Adding Pizzazz to Vacation Shots
Whoever said "Getting there is half the fun" must not have been a photographer. You can bet you life he never carried two or three cameras, four or five lenses, a light meter, a tripod, and a dozen rolls of film-all while juggling a baby, diaper bag, and airplane tickets in one hand.
Ahh, but getting those once-in-a-lifetime vacation shots needn't be all that much hassle. As with most things in life, photography-on-the-go gets easier with actice. Still, there are a few tips you can follow to help make the task a little easier-and a lot more fun.
Before beginning your trip, make sure you're familiar with all of your photo equipment. Read all of the instruction manuals carefully and practice loading, unloading, and shooting. Take a roll or two before you begin your trip to assure that both you and your camera are functioning properly. Take a few electronic flash shots, too, to be certain your flash unit is functioning properly.
If it's been a year or longer since the camera battery was replace, change it. There's no sense running the risk of having your camera shut down miles from the nearest photo store. And bring along an extra set of flash batteries, to--just in case the originals decide to run low when you need them the most.

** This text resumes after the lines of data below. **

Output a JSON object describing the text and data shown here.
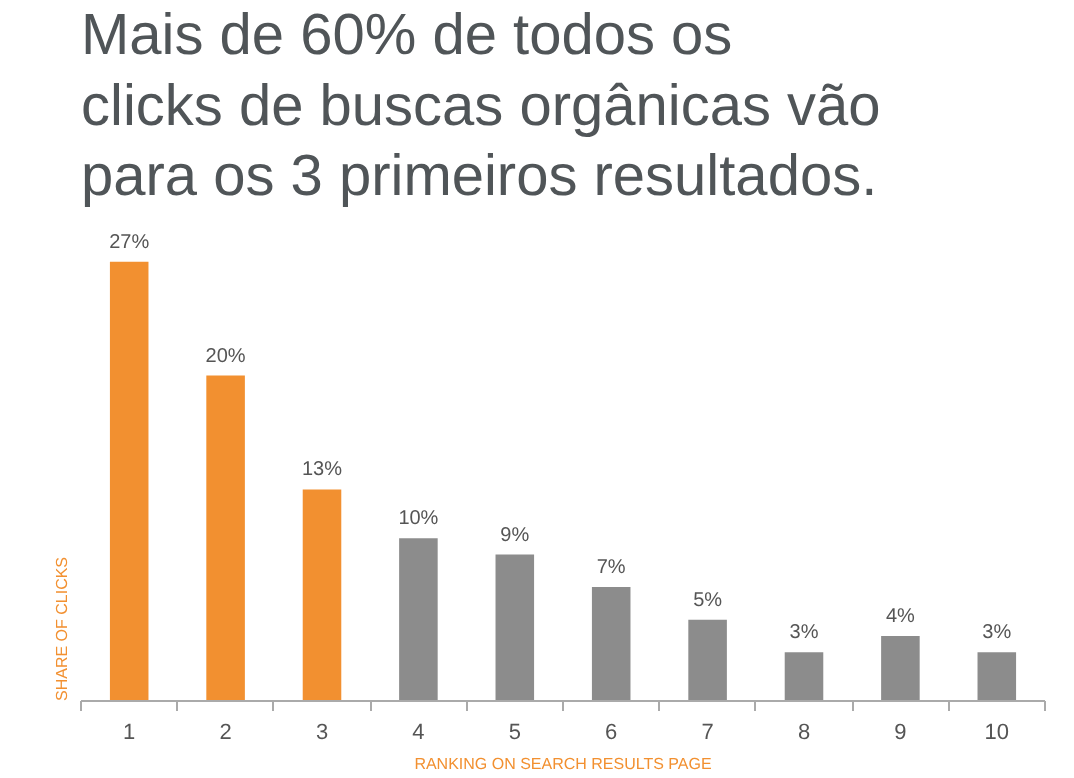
{
  "chart_data": {
    "type": "bar",
    "title": "Mais de 60% de todos os\nclicks de buscas orgânicas vão\npara os 3 primeiros resultados.",
    "xlabel": "RANKING ON SEARCH RESULTS PAGE",
    "ylabel": "SHARE OF CLICKS",
    "categories": [
      "1",
      "2",
      "3",
      "4",
      "5",
      "6",
      "7",
      "8",
      "9",
      "10"
    ],
    "values": [
      27,
      20,
      13,
      10,
      9,
      7,
      5,
      3,
      4,
      3
    ],
    "colors": [
      "#f29030",
      "#f29030",
      "#f29030",
      "#8c8c8c",
      "#8c8c8c",
      "#8c8c8c",
      "#8c8c8c",
      "#8c8c8c",
      "#8c8c8c",
      "#8c8c8c"
    ],
    "value_labels": [
      "27%",
      "20%",
      "13%",
      "10%",
      "9%",
      "7%",
      "5%",
      "3%",
      "4%",
      "3%"
    ],
    "grid": false
  }
}
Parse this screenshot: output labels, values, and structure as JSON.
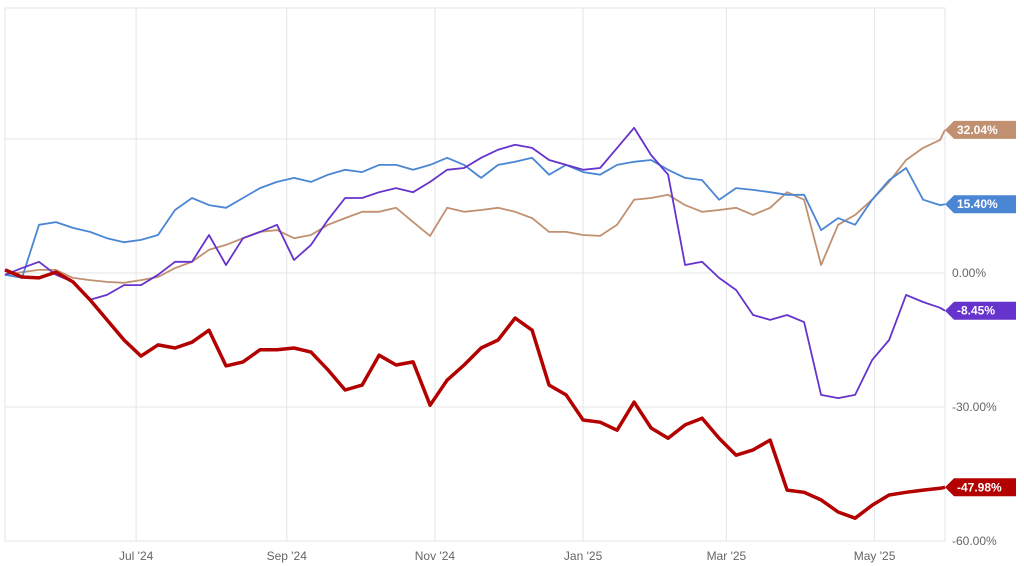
{
  "chart_data": {
    "type": "line",
    "title": "",
    "xlabel": "",
    "ylabel": "",
    "ylim": [
      -60,
      60
    ],
    "y_tick_values": [
      0,
      -30,
      -60
    ],
    "y_tick_labels": [
      "0.00%",
      "-30.00%",
      "-60.00%"
    ],
    "y_grid_values": [
      30,
      0,
      -30,
      -60
    ],
    "x_tick_dates": [
      "2024-07-01",
      "2024-09-01",
      "2024-11-01",
      "2025-01-01",
      "2025-03-01",
      "2025-05-01"
    ],
    "x_tick_labels": [
      "Jul '24",
      "Sep '24",
      "Nov '24",
      "Jan '25",
      "Mar '25",
      "May '25"
    ],
    "xlim": [
      "2024-05-08",
      "2025-05-30"
    ],
    "grid": true,
    "legend": "none",
    "x": [
      "2024-05-08",
      "2024-05-15",
      "2024-05-22",
      "2024-05-29",
      "2024-06-05",
      "2024-06-12",
      "2024-06-19",
      "2024-06-26",
      "2024-07-03",
      "2024-07-10",
      "2024-07-17",
      "2024-07-24",
      "2024-07-31",
      "2024-08-07",
      "2024-08-14",
      "2024-08-21",
      "2024-08-28",
      "2024-09-04",
      "2024-09-11",
      "2024-09-18",
      "2024-09-25",
      "2024-10-02",
      "2024-10-09",
      "2024-10-16",
      "2024-10-23",
      "2024-10-30",
      "2024-11-06",
      "2024-11-13",
      "2024-11-20",
      "2024-11-27",
      "2024-12-04",
      "2024-12-11",
      "2024-12-18",
      "2024-12-25",
      "2025-01-01",
      "2025-01-08",
      "2025-01-15",
      "2025-01-22",
      "2025-01-29",
      "2025-02-05",
      "2025-02-12",
      "2025-02-19",
      "2025-02-26",
      "2025-03-05",
      "2025-03-12",
      "2025-03-19",
      "2025-03-26",
      "2025-04-02",
      "2025-04-09",
      "2025-04-16",
      "2025-04-23",
      "2025-04-30",
      "2025-05-07",
      "2025-05-14",
      "2025-05-21",
      "2025-05-28",
      "2025-05-30"
    ],
    "series": [
      {
        "color": "#c09070",
        "width": 1.8,
        "end_label": "32.04%",
        "values": [
          -0.4,
          0.2,
          0.7,
          0.7,
          -1.1,
          -1.6,
          -2.0,
          -2.2,
          -1.6,
          -0.9,
          1.1,
          2.5,
          5.2,
          6.3,
          7.8,
          9.2,
          9.6,
          7.8,
          8.5,
          10.8,
          12.3,
          13.7,
          13.7,
          14.6,
          11.4,
          8.3,
          14.6,
          13.7,
          14.1,
          14.6,
          13.7,
          12.3,
          9.2,
          9.2,
          8.5,
          8.3,
          10.8,
          16.4,
          16.8,
          17.5,
          15.2,
          13.7,
          14.1,
          14.6,
          13.0,
          14.6,
          18.1,
          16.4,
          1.8,
          10.8,
          13.0,
          16.4,
          20.4,
          25.3,
          28.0,
          29.8,
          32.04
        ]
      },
      {
        "color": "#4a86d4",
        "width": 1.8,
        "end_label": "15.40%",
        "values": [
          -0.4,
          -1.1,
          10.8,
          11.4,
          10.1,
          9.2,
          7.8,
          6.9,
          7.4,
          8.5,
          14.1,
          16.8,
          15.2,
          14.6,
          16.8,
          19.0,
          20.4,
          21.3,
          20.4,
          22.0,
          23.1,
          22.6,
          24.2,
          24.2,
          23.1,
          24.2,
          25.8,
          24.2,
          21.3,
          24.2,
          24.9,
          25.8,
          22.0,
          24.2,
          22.6,
          22.0,
          24.2,
          24.9,
          25.3,
          23.1,
          21.3,
          20.8,
          16.4,
          19.0,
          18.6,
          18.1,
          17.5,
          17.5,
          9.6,
          12.3,
          10.8,
          16.4,
          20.8,
          23.5,
          16.4,
          15.2,
          15.4
        ]
      },
      {
        "color": "#6633cc",
        "width": 1.8,
        "end_label": "-8.45%",
        "values": [
          -0.4,
          1.1,
          2.5,
          -0.4,
          -2.0,
          -6.0,
          -4.9,
          -2.7,
          -2.7,
          -0.4,
          2.5,
          2.5,
          8.5,
          1.8,
          7.8,
          9.2,
          10.8,
          2.9,
          6.3,
          11.9,
          16.8,
          16.8,
          18.1,
          19.0,
          18.1,
          20.4,
          23.1,
          23.5,
          25.8,
          27.6,
          28.7,
          28.0,
          25.3,
          24.2,
          23.1,
          23.5,
          28.0,
          32.5,
          26.4,
          22.0,
          1.8,
          2.5,
          -1.1,
          -3.8,
          -9.4,
          -10.5,
          -9.4,
          -11.0,
          -27.3,
          -28.0,
          -27.3,
          -19.5,
          -15.0,
          -4.9,
          -6.5,
          -7.8,
          -8.45
        ]
      },
      {
        "color": "#b30000",
        "width": 3.5,
        "end_label": "-47.98%",
        "values": [
          0.7,
          -0.9,
          -1.1,
          0.2,
          -2.0,
          -6.0,
          -10.5,
          -15.0,
          -18.6,
          -16.1,
          -16.8,
          -15.5,
          -12.8,
          -20.8,
          -19.9,
          -17.2,
          -17.2,
          -16.8,
          -17.7,
          -21.7,
          -26.2,
          -25.1,
          -18.4,
          -20.6,
          -19.9,
          -29.6,
          -24.0,
          -20.6,
          -16.8,
          -15.0,
          -10.1,
          -12.8,
          -25.1,
          -27.3,
          -32.9,
          -33.4,
          -35.2,
          -28.9,
          -34.7,
          -37.0,
          -34.0,
          -32.5,
          -37.0,
          -40.8,
          -39.6,
          -37.4,
          -48.6,
          -49.1,
          -50.8,
          -53.5,
          -54.9,
          -52.0,
          -49.7,
          -49.1,
          -48.6,
          -48.2,
          -47.98
        ]
      }
    ]
  }
}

Carry a wide variety of film on your trip, too, including a few extremely fast rolls with an ISO rating of from 1,000 to 1,600 for shooting in really low light. They'll enable you to photograph at shutter speeds fast enough to eliminate the need for a tripod. Also, many photographers like to bring a second camera along with them on trips. Two cameras are better than one for a number of reasons. Should one camera malfunction or be damaged in transit, you'll always have a spare to back you up.

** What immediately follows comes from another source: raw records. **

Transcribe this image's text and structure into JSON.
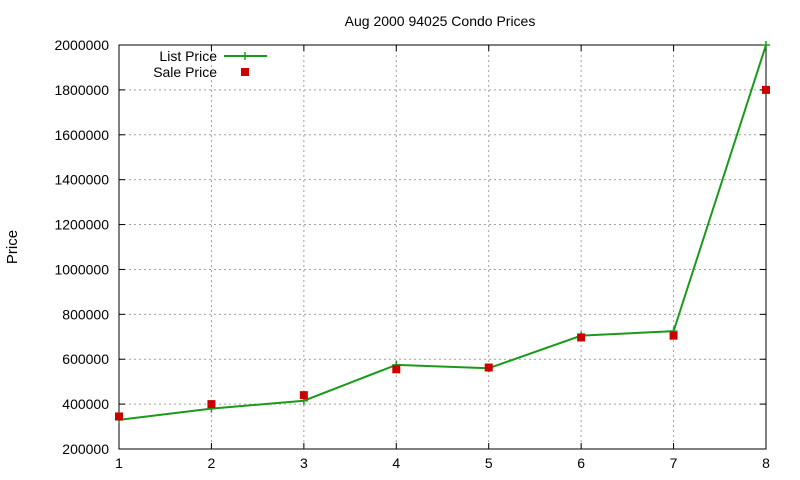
{
  "chart_data": {
    "type": "line",
    "title": "Aug 2000 94025 Condo Prices",
    "xlabel": "",
    "ylabel": "Price",
    "x": [
      1,
      2,
      3,
      4,
      5,
      6,
      7,
      8
    ],
    "xlim": [
      1,
      8
    ],
    "ylim": [
      200000,
      2000000
    ],
    "x_ticks": [
      "1",
      "2",
      "3",
      "4",
      "5",
      "6",
      "7",
      "8"
    ],
    "y_ticks": [
      "200000",
      "400000",
      "600000",
      "800000",
      "1000000",
      "1200000",
      "1400000",
      "1600000",
      "1800000",
      "2000000"
    ],
    "grid": true,
    "legend_position": "top-left",
    "series": [
      {
        "name": "List Price",
        "style": "line-with-plus-markers",
        "color": "#1a9a1a",
        "values": [
          330000,
          380000,
          415000,
          575000,
          560000,
          705000,
          725000,
          2000000
        ]
      },
      {
        "name": "Sale Price",
        "style": "square-markers",
        "color": "#cc0000",
        "values": [
          345000,
          400000,
          440000,
          555000,
          563000,
          697000,
          705000,
          1800000
        ]
      }
    ]
  }
}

And you'll take more photos from more points of view if a second photographer in the family is busy shooting away at your side. No two people see a subject the same way. A second perspective will lead to fresh new insights on your subjects. And don't discount the kids, who are capable of taking some pretty good photographs of their own-especially with today's easy-to-use auto-everything cameras. You'll be ensuring your success, doubling your photographic coverage, and spreading the job of photography around by letting others in the shooting. And, finally, never send unprocessed film through airport metal detectors, which can damage or even destroy the images. Instead, carry it in a see-through plastic bag and present it to the security attendant for hand inspection.
Here are a few more tips to help you take better vacation shots. Look for unusual settings. Offbeat subjects (like a close-up of the sun sparkling off a cluster of California grapes clinging to the vine) often make intriguing and visually stimulating variations to traditional people-and-place photos. Don't be afraid to leave the well-beaten paths to the other tourists while you set out to find the back alleys and little-traveled roads that may lead to fantastic photos. Just leave a trail of bread crumbs (or carry a local map) to find your way back.
Approach common subjects from an uncommon point of view. Everyone traveling through the American Southwest stops for a photo of the giant saguaro cactus. But not many take the shot from the ground looking up. That has the makings of a truly unusual and dramatic shot. You can achieve the same results with any tall subject-the Statue of Liberty, California's giant sequoias, etc.
Vary your camera angle. That's the angle from which you photograph a scene. Instead of standing on the roadside to photograph a country meadow and babbling brook, take off your shoes and socks and go wading. Stoop down for a shot of the stream from inches above its gurgling surface. The results are sure to be a pleaser!